A controversial all-female shortlist of candidates has been imposed by Labour in Cynon Valley angering some members.
A vacancy will also arise in Neath after Peter Hain said he would stand down at the 2015 general election.
Mrs Morgan said action was needed due to the shortage of women in parliament.
"My own personal view is that the statistics are so shocking, only 13 women ever have been MPs in Wales, that I do think that the women-only shortlists should be considered for every seat that does come up in Wales," she told BBC Radio Wales' Sunday Supplement.
"I do think that we have reached the stage where we have seen it's only by mechanisms like this that women do get selected."
Sitting Cynon Valley MP Ann Clwyd is retiring at the 2015 general election and Labour must choose a new candidate.
But while an all-women shortlist is being used by Labour in Cynon Valley, in Aberavon the party has chosen Stephen Kinnock, son of the former Labour leader Lord Kinnock, to stand as its candidate as Hywel Francis stands down.
Meanwhile, in Neath it is not yet known if a female-only shortlist will be imposed after Mr Hain's decision not to stand in 2015.
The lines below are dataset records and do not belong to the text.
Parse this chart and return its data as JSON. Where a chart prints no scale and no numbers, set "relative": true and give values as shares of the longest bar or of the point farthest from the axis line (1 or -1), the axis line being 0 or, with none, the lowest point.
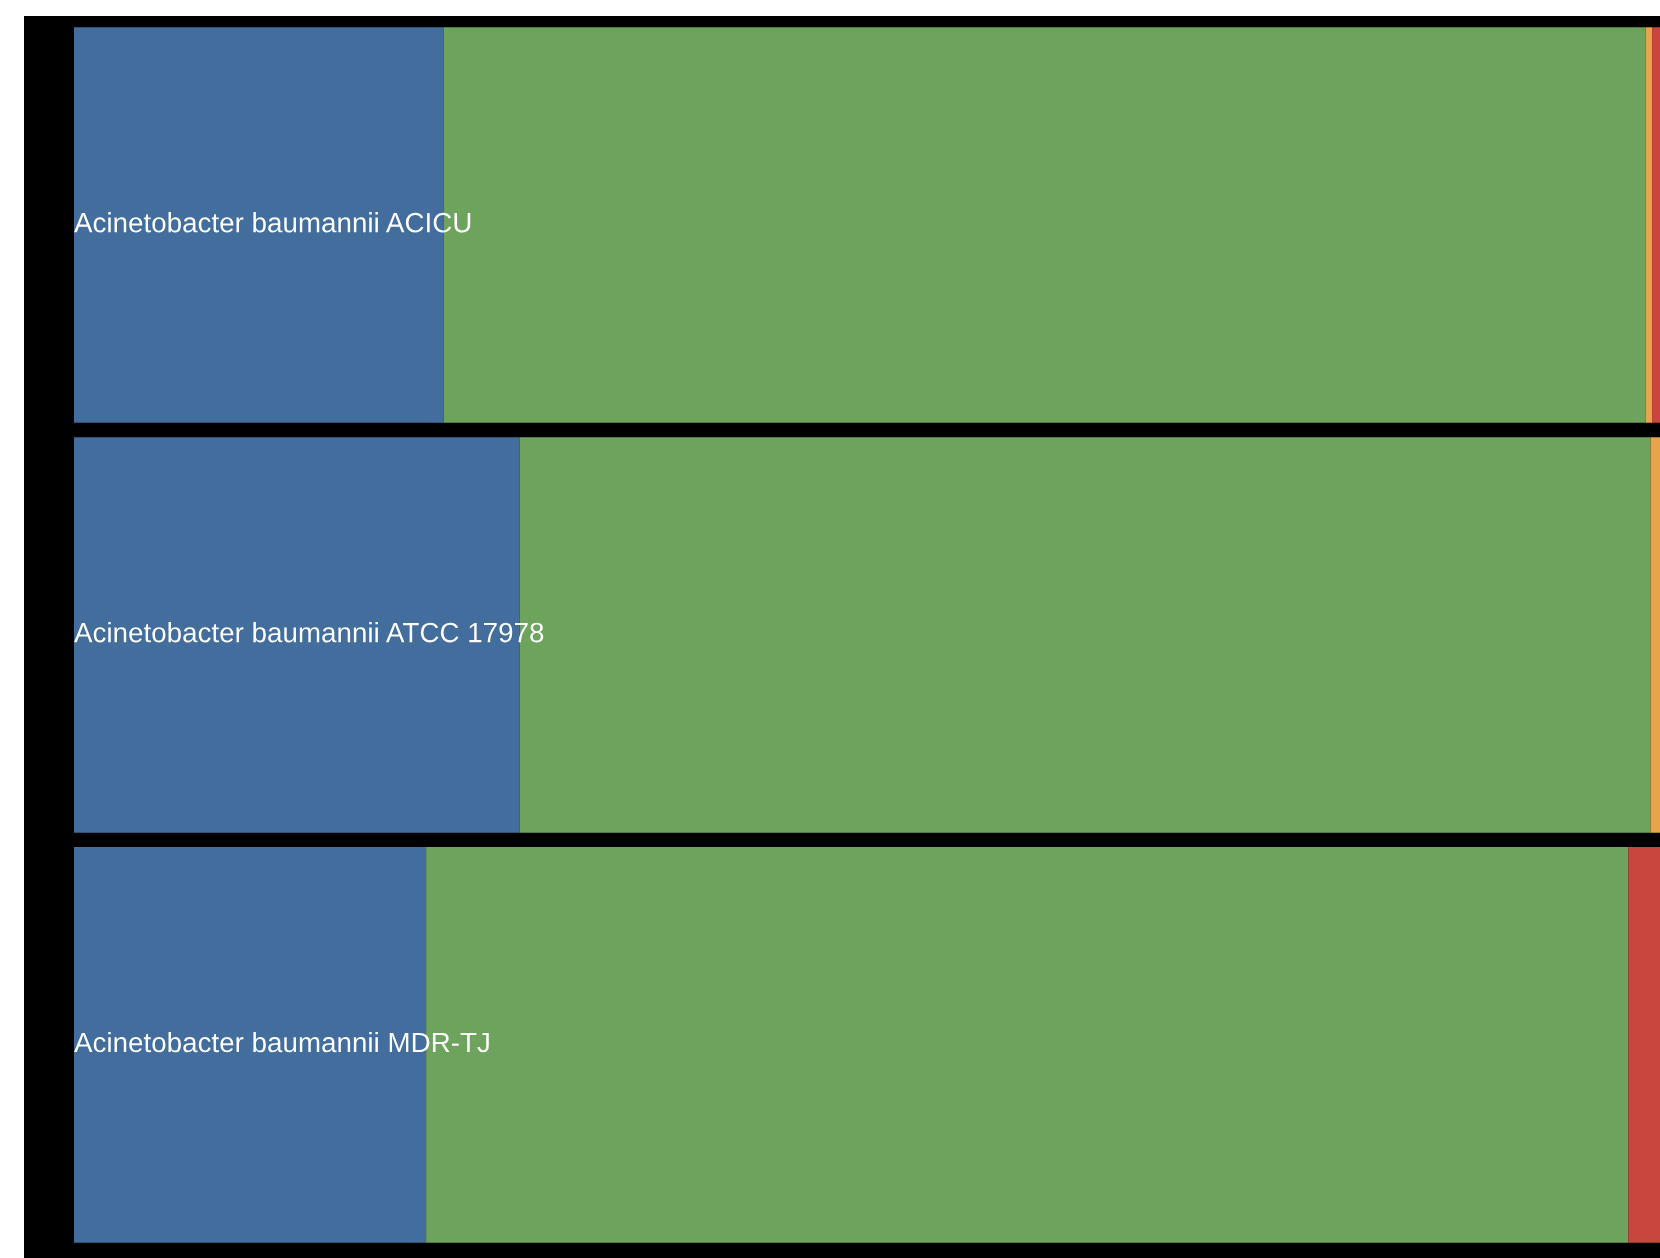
{
  "chart_data": {
    "type": "bar",
    "orientation": "horizontal",
    "stacked": true,
    "relative": true,
    "categories": [
      "Acinetobacter baumannii ACICU",
      "Acinetobacter baumannii ATCC 17978",
      "Acinetobacter baumannii MDR-TJ"
    ],
    "series": [
      {
        "color": "#426d9c",
        "values": [
          0.233,
          0.281,
          0.222
        ]
      },
      {
        "color": "#6ea35d",
        "values": [
          0.758,
          0.713,
          0.758
        ]
      },
      {
        "color": "#e8a44a",
        "values": [
          0.004,
          0.006,
          0
        ]
      },
      {
        "color": "#c9463f",
        "values": [
          0.005,
          0,
          0.02
        ]
      }
    ]
  }
}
Mr Hain praised Mrs Morgan's support of all-women shortlists but told BBC Wales the decision in Neath was a matter for the party to decide.
Labour's decisions on which constituencies adopt the shortlists are made by its National Executive Committee, the governing body of the party as a whole.
Mrs Morgan said Labour was the only party that had tackled the issue head on but more still needed to be done.
"We have to look at the overall situation in Wales. Really, is it such a burden to have to choose a woman?" she said.
"We will have a whole range of very different candidates for all the different seats.
"I would've thought it would be a matter of pride to have a woman as an MP."
All-women shortlists are Labour Party policy and First Minister Carwyn Jones has spoken out in support of the decision in Cynon Valley.
He said the party always tried to ensure parliament consisted of people from a wide section of society.
However, some Labour members in Cynon Valley called for meetings with senior Labour officials.
Local secretary Alun Williams said the constituency needed the best candidate, regardless of their gender, and the local party was being "taken for granted".
He said the constituency had a "proud record of supporting women in political activity" with an MP, AM and women Labour councillors in Rhondda Cynon Taf.
Ms Clwyd has said she did not want to influence the process but added it was "up to the people in the party locally to make their own decision on it".